As you may recall, the letters P and Q stand for statements. The patterns of valid arguments below are somewhat different though, because the patterns involve breaking down statements into their individual components. We hope the examples given make it easy to understand what the patterns are.

Every F is G.
x is F.
So x is G.

Example: Every whale is a mammal. Moby Dick is a whale. So Moby Dick is a mammal.

Every F is G.
Every G is H.
So every F is H.

Example: Every whale is a mammal. Every mammal is an animal. So every whale is an animal.

Every F is G.
x is not G.
So x is not F.

Example: Every whale is a mammal. Nemo is not a mammal. So Nemo is not a whale.

No F is G.
x is F.
So x is not G.

Example: No whale is an insect. Moby Dick is a whale. So Moby Dick is not an insect.

Every F is either G or H.
x is F.
So x is either G or H.

Example: Every human being is either alive or dead. Einstein is a human being. So Einstein is either alive or dead.

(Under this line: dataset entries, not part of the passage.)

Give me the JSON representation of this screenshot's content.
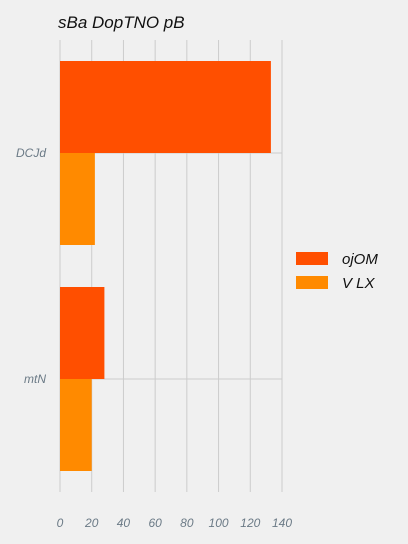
{
  "chart_data": {
    "type": "bar",
    "orientation": "horizontal",
    "title": "sBa DopTNO pB",
    "categories": [
      "DCJd",
      "mtN"
    ],
    "series": [
      {
        "name": "ojOM",
        "values": [
          133,
          28
        ],
        "color": "#ff4f00"
      },
      {
        "name": "V LX",
        "values": [
          22,
          20
        ],
        "color": "#ff8a00"
      }
    ],
    "xlim": [
      0,
      140
    ],
    "xticks": [
      "0",
      "20",
      "40",
      "60",
      "80",
      "100",
      "120",
      "140"
    ],
    "grid": "vertical",
    "legend_position": "right"
  },
  "colors": {
    "background": "#f0f0f0",
    "grid": "#cccccc",
    "tick_text": "#6b7a86"
  }
}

Obviously there are lots of such valid patterns of arguments. See if you can construct some more of your own. There are also patterns of arguments that look similar but which are not valid patterns, e.g.

No F is G.
No G is H.
So no F is H.

Example: No whale is a spider. No spider is warm-blooded. So no whale is warm-blooded.

As you can see, this argument is not valid. If you are interested, you can read the tutorials on Venn diagrams, since they are useful tools for evaluating the validity of such arguments. In formal logic, predicate logic is used to formalize and study such arguments more systematically.